3. Conclusions and Recommendations


(1)    Food labelling that contains information other than price, brand, quality, value for money, or promotional offers, has had limited persuasive power to change consumer behaviour (for example in the direction of sustainable, healthy, safer choices). This is largely for two reasons: consumers spend a matter of seconds on each food item they select, and because of this, consumers prioritise, price, brand, and value for money above all else.

(2)    The food labelling landscape is made all the more complex given that the concepts behind the labels are unclear because they are themselves multi-faceted (for example sustainable can mean low CO2 emissions, ethically grown/sourced/ produced, organic), the scoring of the concepts varies by country (for example traffic light labelling of nutrition), and there is inconsistency in how stringently the conditions are applied (for example mixed levels of stringency for warnings of the presence of food allergens by country and label type). 

(3)    A vast number of studies, and meta-analyses indicate that food labelling alone is not a sufficient method to support positive behavioural change (for example towards sustainable, healthy, safer choices) unless other types of methods are used. These can include combinations of taxes and subsidies (for example a redistributive pricing mechanism) or other behavioural change methods (for example schemes like Fresh Street (UK, 2020)   - a community based intervention combined with a voucher scheme to increase uptake of fresh fruit and vegetables; a Thursday Veggie Day (Belgium, 2009) community and school intervention involving NGOs and government support    ). They also involve matching the different types of consumers to interventions to target different lifestyles and thus avoiding a one-size-fits-all strategy ; as well as developing methods for disrupting habitual habits at the point of choice  [based on eye tracking work] and counter-advertising methods that encourage scepticism around the front of package promotional claims of health ).
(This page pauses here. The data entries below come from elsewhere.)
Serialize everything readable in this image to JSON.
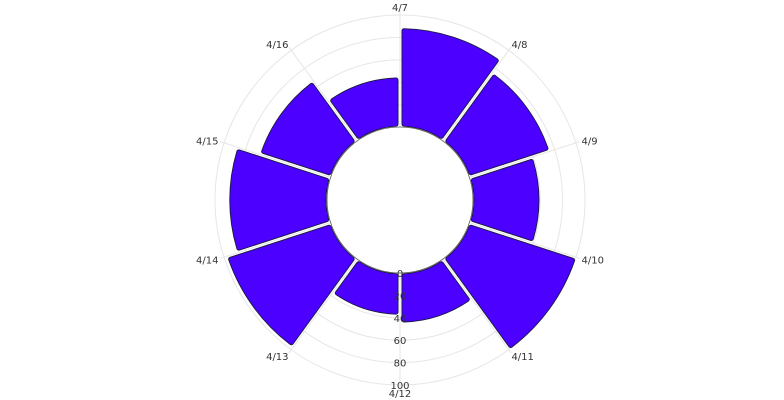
{
  "chart_data": {
    "type": "bar",
    "subtype": "polar",
    "categories": [
      "4/7",
      "4/8",
      "4/9",
      "4/10",
      "4/11",
      "4/12",
      "4/13",
      "4/14",
      "4/15",
      "4/16"
    ],
    "values": [
      86,
      73,
      57,
      98,
      42,
      35,
      95,
      85,
      64,
      42
    ],
    "radial_ticks": [
      "0",
      "20",
      "40",
      "60",
      "80",
      "100"
    ],
    "rlim": [
      0,
      100
    ],
    "grid": true,
    "bar_color": "#4c00ff",
    "bar_stroke": "#1a1a40"
  }
}
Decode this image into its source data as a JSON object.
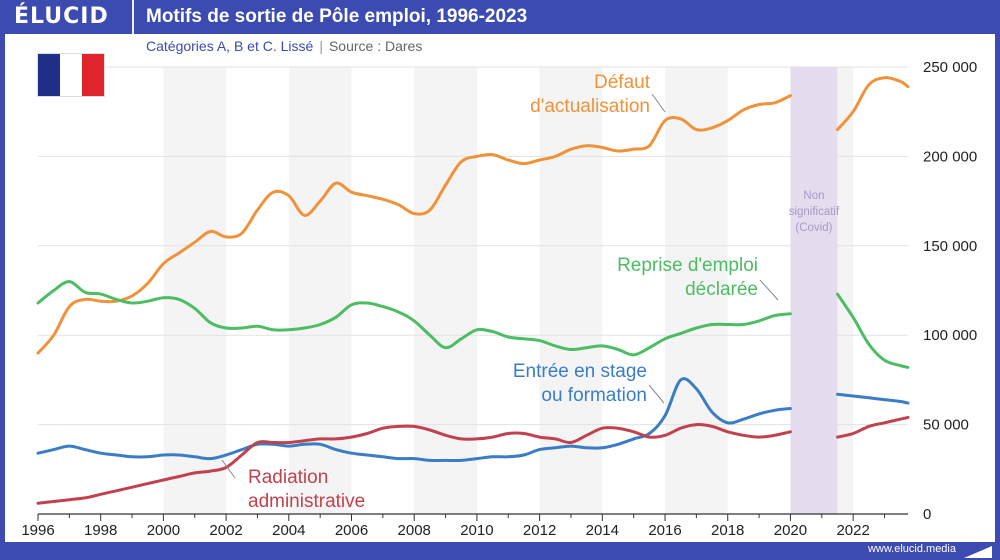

(1)    Efforts to improve the quality and accuracy of information that food labels contain, and represent is necessary for two reasons: 1) thinking currently – a) due to their role in communicating statutory food safety information and b) special consumer groups depend on food labels (for example food allergens) and so efforts to coordinate food labels across countries to improve the accuracy and consistency of the information labels contain/refer to is still necessary; 2) thinking ahead – there will still be a demand for accurate food labels because smart/AI technologies such as assisted and automated decision-support systems will either base their recommendations or even make choices on behalf of the consumer from the details contained on food labels. 

(2)    Efforts to achieve behavioural change in the direction of sustainable, healthy and safer food choices requires a considerable co-ordination of multiple methods: choice incentivizing (for example subsidies, taxes, vouchers) and choice preserving (for example community schemes, school schemes), which require trialling before launching on a population-wide scale. While these methods in combination require efforts to ensure trialling them before implementation on a wide scale, it is worth noting that the impact on behaviour is unlikely to be detected within a short time scale (for example weeks, months). The evidence based thus far suggests that this type of approach leads to sustainable and generalisable behavioural change, but in the long term (for example 6 months, 12 months).

(3)    In support of the emerging technological innovations in retail, and given the vast knowledge gaps that persist, this project presents some insights from a recent behavioural survey that examines the beliefs, attitudes and expectations of the efficacy of three types of interventions: smart applications (for example, assisted/automated smart systems), financial (for example taxes, subsidies), behavioural (for example labelling, campaigns).